Saturday dawned cool and overcast. A friend from my life of 22 years ago had emailed about a kayak trip she and her husband were organizing on the Contoocook River. I hadn’t seen her in years though we had emailed and spoken lately. Being the social butterfly she is, there were roughly ten other folks who had responded to the invitation. I didn’t know any of them but thought this could be fun.
The Contoocook River originates in southwestern New Hampshire from Poole Pond in Rindge. It flows north for 71 miles to the heart of the state, Concord,where it joins the Merrimack River, which flows south and eventually into the ocean in Newburyport, MA. The significance for me is that I grew up in Newburyport, on the Merrimack and now live in the Contoocook River Valley where I cross the river many times a day and as it flows through my surrounding towns. I love to think that if I put a message in a bottle to my former self, set it adrift from here and raced to the shore, I might find it floating by back at my beginnings.
The importance of this confluence of water for the Indians and early settlers was the ability to move north and south throughout the southern part of the state by water. There are many dams along the way built by the settlers to harness the natural energy of the Contoocook. Covered bridges dot its winding route.
I had never been to this part of the river and was looking forward to its journey through farmlands and villages. The trip was originally touted as nine miles going with the current. We were to meet at the Contoocook River Company parking lot where we would end up. The company would drive us with our kayaks to the starting point at Contoocook Village. When the number of attendees dwindled, it we agreed to put in at the Village and leave one car at the end of the trip to drive us all back.

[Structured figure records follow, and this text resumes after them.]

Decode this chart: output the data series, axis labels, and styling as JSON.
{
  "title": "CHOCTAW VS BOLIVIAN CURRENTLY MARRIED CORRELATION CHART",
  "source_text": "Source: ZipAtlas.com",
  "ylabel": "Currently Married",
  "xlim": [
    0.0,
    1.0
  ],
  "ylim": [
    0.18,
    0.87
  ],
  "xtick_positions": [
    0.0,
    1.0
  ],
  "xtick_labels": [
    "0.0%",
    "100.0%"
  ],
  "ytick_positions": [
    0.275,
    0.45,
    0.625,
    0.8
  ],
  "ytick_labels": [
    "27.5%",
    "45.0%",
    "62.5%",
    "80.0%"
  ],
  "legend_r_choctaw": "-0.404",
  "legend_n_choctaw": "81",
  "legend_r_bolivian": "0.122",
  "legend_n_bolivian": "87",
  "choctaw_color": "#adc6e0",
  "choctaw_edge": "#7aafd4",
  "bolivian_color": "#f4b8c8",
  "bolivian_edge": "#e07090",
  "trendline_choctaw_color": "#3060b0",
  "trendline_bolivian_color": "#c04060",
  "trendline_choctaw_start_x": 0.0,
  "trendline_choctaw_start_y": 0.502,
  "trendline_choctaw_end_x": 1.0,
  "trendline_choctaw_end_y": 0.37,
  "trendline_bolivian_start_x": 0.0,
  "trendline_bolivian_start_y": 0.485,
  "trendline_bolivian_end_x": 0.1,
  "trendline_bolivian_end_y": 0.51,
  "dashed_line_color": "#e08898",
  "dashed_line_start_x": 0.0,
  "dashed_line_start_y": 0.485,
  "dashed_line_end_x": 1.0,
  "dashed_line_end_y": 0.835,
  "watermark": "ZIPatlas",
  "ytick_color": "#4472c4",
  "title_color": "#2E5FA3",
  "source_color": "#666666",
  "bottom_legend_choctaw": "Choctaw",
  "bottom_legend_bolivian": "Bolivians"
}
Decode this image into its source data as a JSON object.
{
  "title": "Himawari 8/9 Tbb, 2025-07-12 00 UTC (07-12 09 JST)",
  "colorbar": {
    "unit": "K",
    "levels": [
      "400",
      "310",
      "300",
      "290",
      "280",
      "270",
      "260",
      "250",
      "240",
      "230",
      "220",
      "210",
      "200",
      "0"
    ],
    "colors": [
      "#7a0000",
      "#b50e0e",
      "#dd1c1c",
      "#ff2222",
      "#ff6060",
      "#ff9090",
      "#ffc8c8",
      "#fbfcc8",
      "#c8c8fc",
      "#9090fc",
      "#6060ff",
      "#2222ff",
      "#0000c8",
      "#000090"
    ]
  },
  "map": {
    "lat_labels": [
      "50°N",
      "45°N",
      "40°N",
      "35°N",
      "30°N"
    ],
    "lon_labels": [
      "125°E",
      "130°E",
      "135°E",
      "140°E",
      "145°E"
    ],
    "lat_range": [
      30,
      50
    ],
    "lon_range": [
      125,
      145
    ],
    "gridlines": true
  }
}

I arrived early. The parking lot behind the old depot was jammed with people shopping at the impromptu farmer’s market. I found a spot and waited. Next to the depot and market was an ancient covered railroad bridge. The river looked narrow and full but lazy below.
The four of us set off. I had met Dianne’s husband, Russ only once before, years ago. He was our “guide” having done this trek a few week before. As we set out he explained that the trip to the Contoocook River Company was nine miles but he had parked a “couple” of miles further north at Contoocook Park. The river was full from the recent rains. We drifted along comfortable with the flow, taking turns floating together to chat. Turtles sunned on submerged trees, Cormorants fished the middle of the river while Great Gray Herons and ducks patrolled the shore.
After an hour we pulled up at a bridge to picnic. Just as we sat down, voices announced the arrival of a fleet of canoes and a family party. They stalled at our landing and let it be known they were planning on picnicking exactly where we were settled. We pulled our kayaks to the side and sat back down to eat. Our space was rudely invaded; they pulling their aluminum canoes ashore and gathering around our little pine knoll overlooking the river.
We beat a hasty retreat and the climate of the river’s edge shifted from farmlands fragrant with fresh cow manure to cottages dotting the banks. Every home seemed to have a pontoon boat. When we spotted the River Lady, pictured above, I couldn’t resist grabbing a shot.
At mile nine, my butt was sore and falling asleep from sitting on the hard seat of my kayak. (Note to self: bring a cushion next time!) Russ assured us it was just a “mile or so” farther to the boat landing. The river became wider and the water faster. While it was never dangerous, paddling to stay straight, became more a challenge. After four hours, the landing was in site and the thought of standing upright drove us to the end. A lovely fall day of exploring.